Freitag, 13. Juli 2012

Die Nachbarin schräg gegenüber

Endlich öffnet die Pflege das Schliessfach. Ich packe Kartons voll, schleppe grosse Tüten, hol einen Rollwagen, da spricht mich eine Frau vor der Schliessfachtür an, sie möchte bitte auch den Rollwagen nutzen.
Ich sag: Gestatten Sie die Neugier, ich möcht gern wissen, ob Sie hier ohne Sterbefall ausziehen?
Sie sagt: Ich bin die Tochter von Frau K. schräg gegenüber, sie wohnte lange Jahre im Augustinum, meine Schwester und ich lösen die Wohnung auf, meine 94jährige demente Mutter zieht ins Pflegeheim nach Berlin, die Pflege hier ist zu miserabel.
Sie schildert die Zustände und sagt: Schuld daran ist der Pflegedienstleiter. Die Pflegedienstleiterin davor soll besser gewesen sein.
Ich sag: Vieles hängt leider auch am MDK, die Pflege beschäftigt sich zu gern damit in die Kladde Sachen wie "Bewohner ein Glas Wasser gereicht, Bewohner nahm dankbar an" zu schreiben.

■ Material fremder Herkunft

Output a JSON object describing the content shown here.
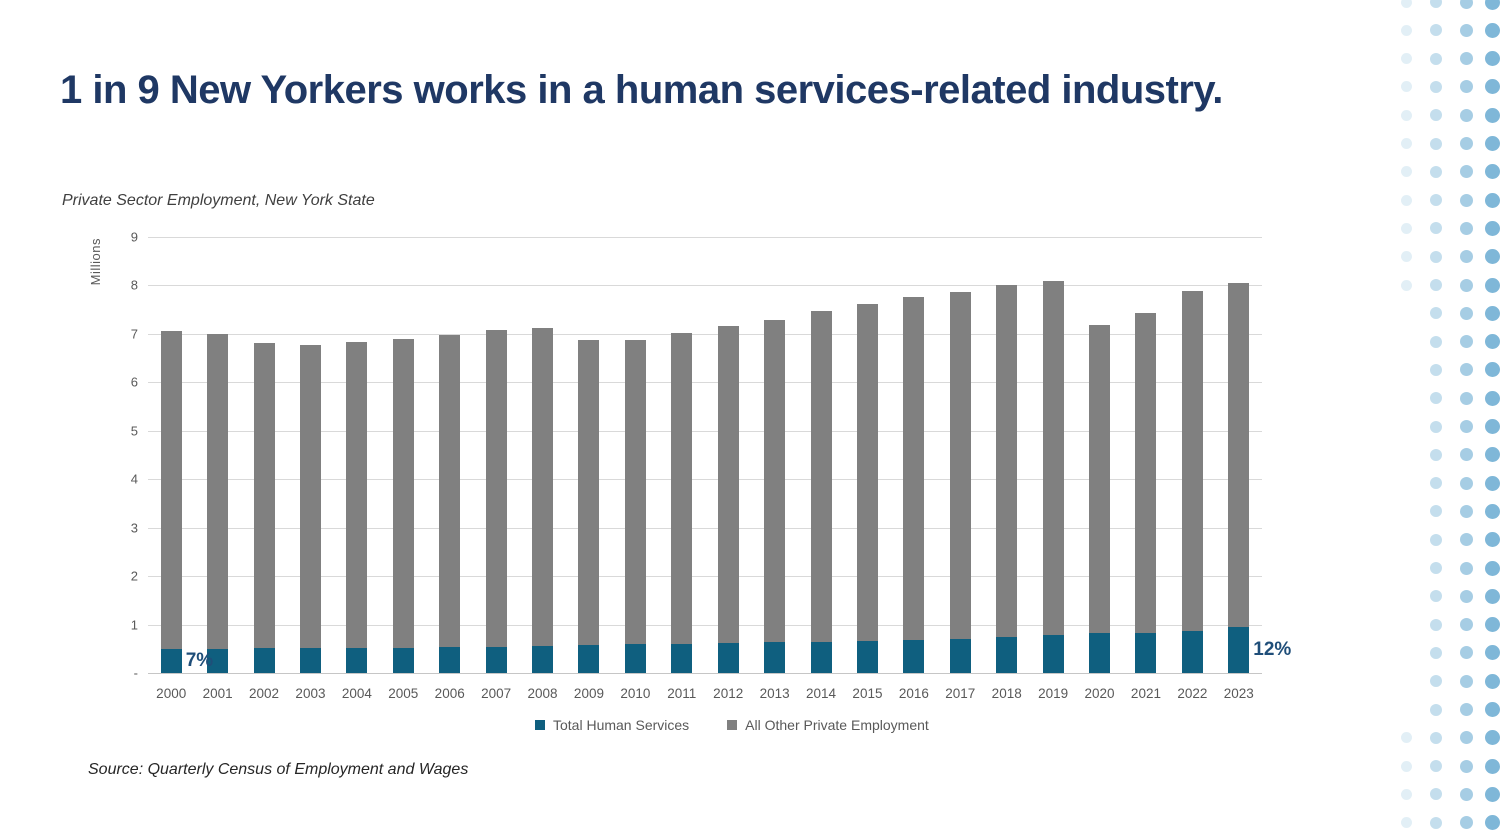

Das bewertet der MDK dann mit 1.0, sehr gut. Ich vertrau dem MDK nicht mehr.
Sie sagt: Bei uns stand zu lesen: "Bewohnerin versteckt die Inkontinenzeinlage im Wohnzimmer." Im Pflegeheim hat meine Mutter es jetzt besser. Sie sollen hier ja den Demenztreffpunkt vergrössert haben, aber das ändert an der schlechten Pflege gar nichts. Und wissen Sie, es ist nicht nur besser, es ist auch billiger.
Ich sagte: Ich bemängle die medizinische Versorgung. Meine Verwandte ist verhungert. Mein Verwandter plagte sich sehr und lange unter Schmerzen, erst die Notfallrettung half.
Ich dachte: merkwürdig, die alte Dame ist dement und die Tochter klagt über Missstände in der Pflegesituation im Augustinum, mein Verwandter ist blind, gebrechlich, nicht dement und wir beklagen die Missstände auch.